Como o rateio das perdas impacta a tarifa
Flávia Pederneiras, gerente de regulação econômica da Aneel, explicou na Comissão Externa da Agenda “Brasil Legal” que nem todo prejuízo é automaticamente repassado. A agência realiza um benchmarking entre as 51 distribuidoras, classificando-as pela complexidade de suas áreas de atuação para determinar o montante de perda técnica que pode ser incluído na tarifa.
O problema das perdas não técnicas é mais acentuado em algumas regiões, com destaque para o Norte (19,5% dos casos) e o Sudeste (6,6%). Conforme Flávia Pederneiras, uma concessionária do Amazonas e a Light, do Rio de Janeiro, lideram o ranking de maiores prejuízos repassados aos seus clientes.
“A tarifa da Amazonas Energia poderia ser praticamente 13% menor se não fosse o furto de energia elétrica. Isso significa que, a cada R$ 8 pagos pelo consumidor do Amazonas, R$ 1 é destinado a cobrir o furto”, exemplificou Pederneiras. Ela acrescentou que a tarifa residencial da Light poderia ser 9,1% mais barata sem o impacto desses desvios.
Onofre de Albuquerque Neto, assessor em regulação da Abradee, manifestou preocupação com o aumento dos furtos de cabos elétricos, que registraram 25 mil ocorrências em 2025, totalizando um prejuízo de R$ 97 milhões. Esses incidentes também causam acidentes e interrupções no fornecimento de energia. Há expectativa de que a Lei 15.181/25, que endureceu as penas para esse tipo de crime, comece a apresentar resultados positivos em 2026.
O "imposto invisível" e a espiral da morte
O Tribunal de Contas da União (TCU) fiscalizou esses custos em 2023 e 2024, identificando as “perdas não técnicas” como um “imposto invisível” pago pelos consumidores. André Carneiro, chefe da auditoria especializada em energia elétrica do TCU, apontou que fatores como a complexidade geográfica, o crescimento desordenado da rede e restrições operacionais em áreas dominadas pelo crime organizado contribuem para o problema.

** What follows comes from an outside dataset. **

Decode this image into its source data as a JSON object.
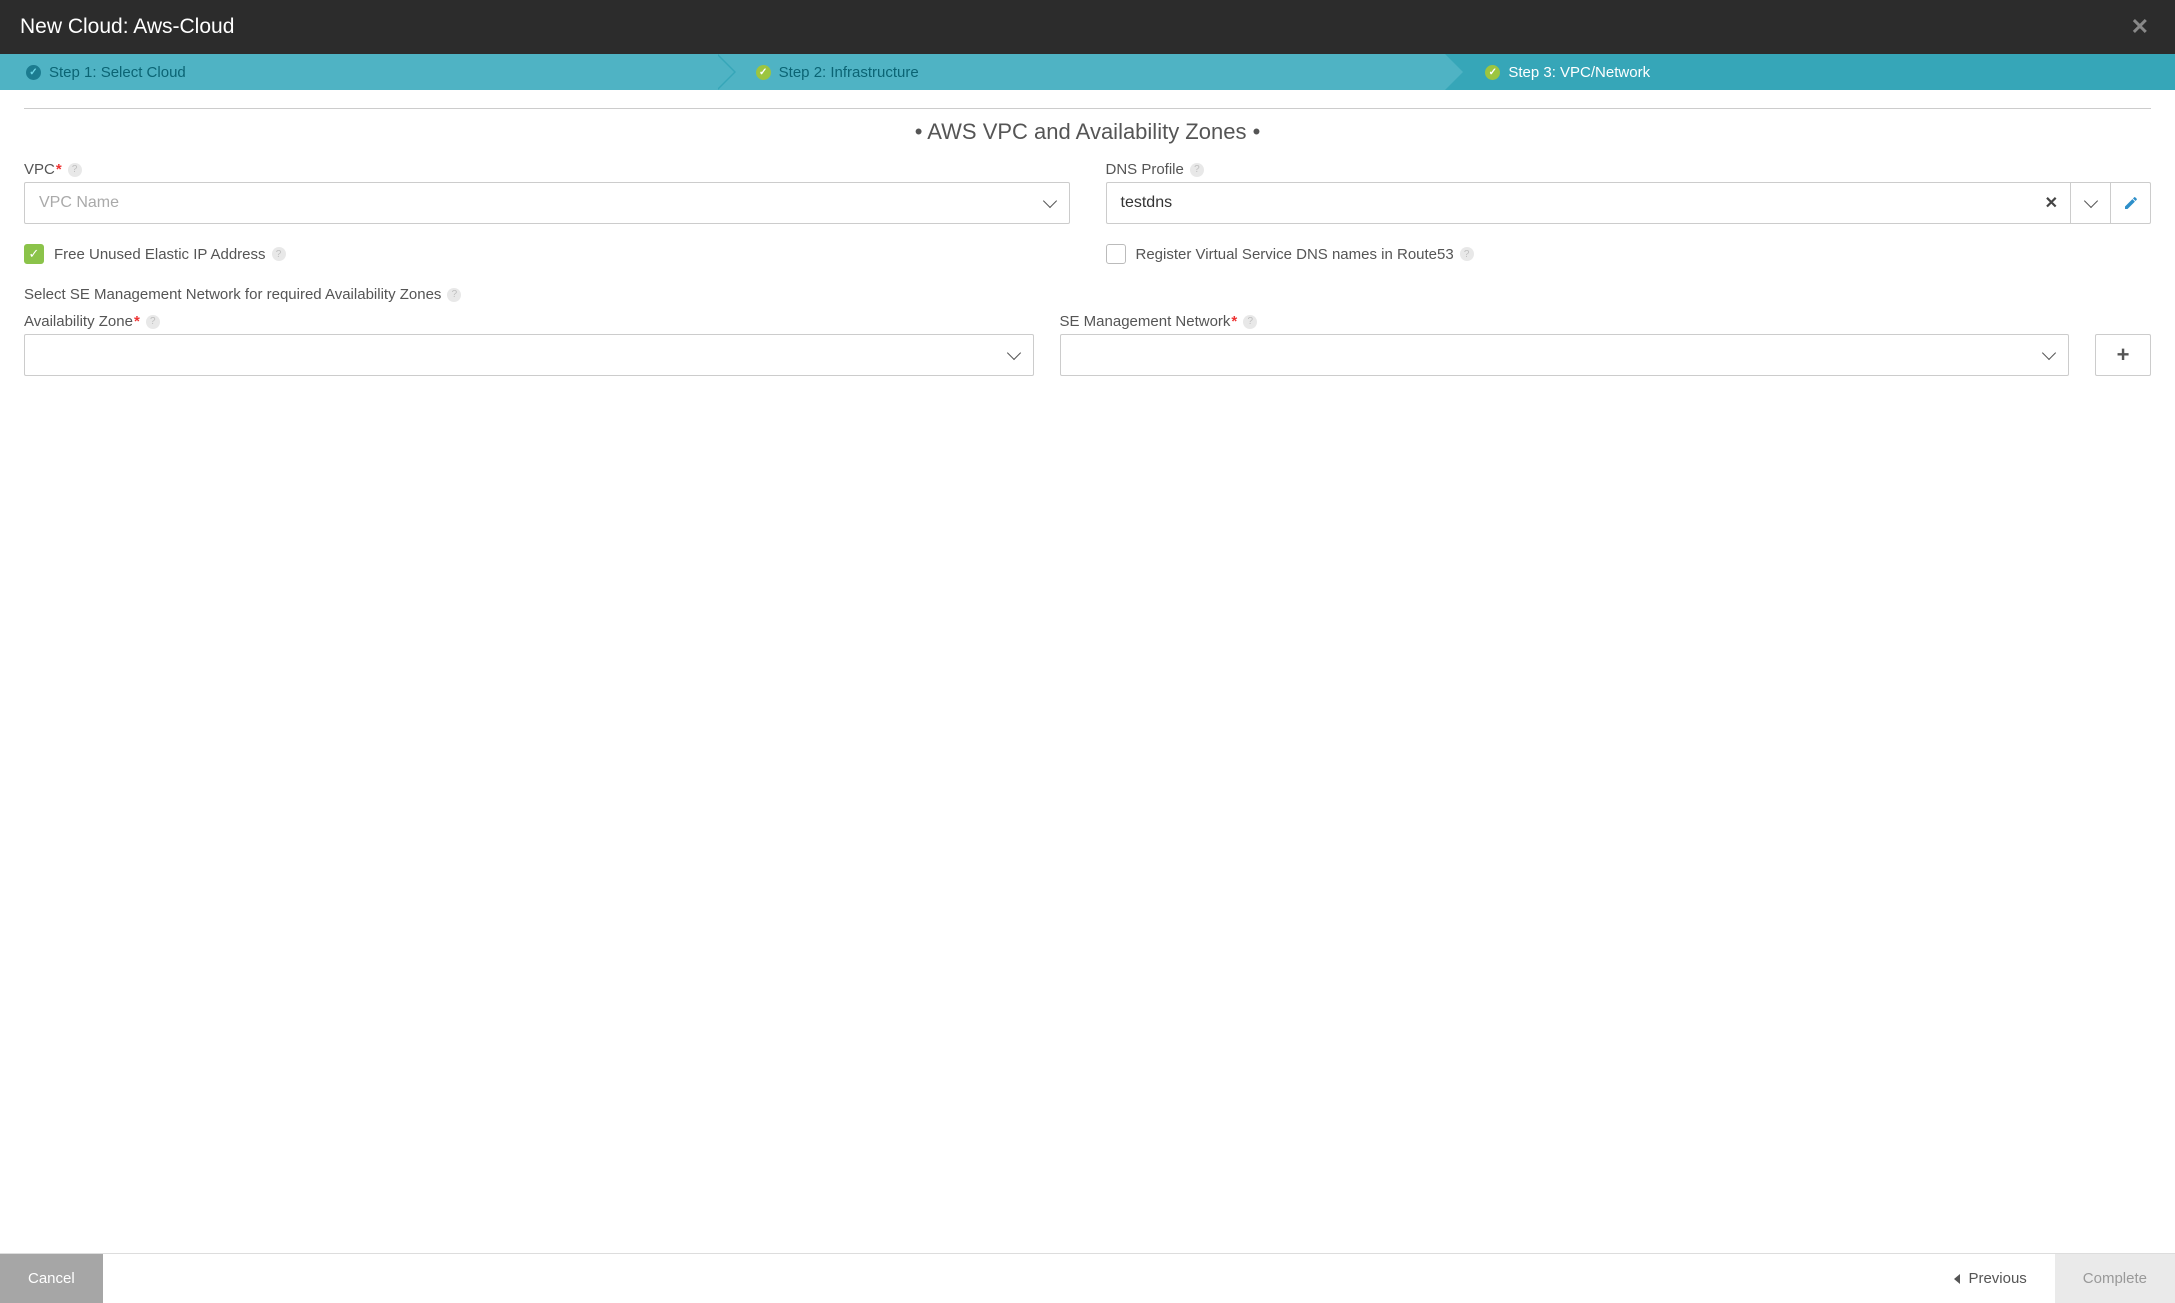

“As perdas não técnicas reduzem o faturamento das distribuidoras, diminuindo a base pagante e forçando o aumento da tarifa para cobrir os custos fixos. Esse ciclo se repete, com novos furtos e evasão de consumidores, gerando o que o setor elétrico apelida de espiral da morte”, explicou Carneiro.
Rosimeire da Costa, presidente do Conselho Nacional de Consumidores de Energia Elétrica (Conacen), clamou por medidas urgentes. “Pessoas que ganham de dois a cinco salários mínimos estão sustentando toda essa cadeia, caindo na ‘espiral da morte’. É fundamental reformular a metodologia, pois estamos pagando demais por isso”, afirmou.
Busca por soluções e novas abordagens
O deputado Julio Lopes (PP-RJ), coordenador da comissão, enfatizou a necessidade de encontrar soluções para os bilhões de reais perdidos. “Precisamos avançar neste tema para fortalecer a legalidade no Brasil”, declarou.
Entre as propostas discutidas na audiência, destacam-se a redefinição das metas de perdas para concessionárias que atuam em regiões com altas restrições operacionais e a implementação de “tarifas inteligentes”, que poderiam oferecer valores diferenciados de acordo com a localização do imóvel.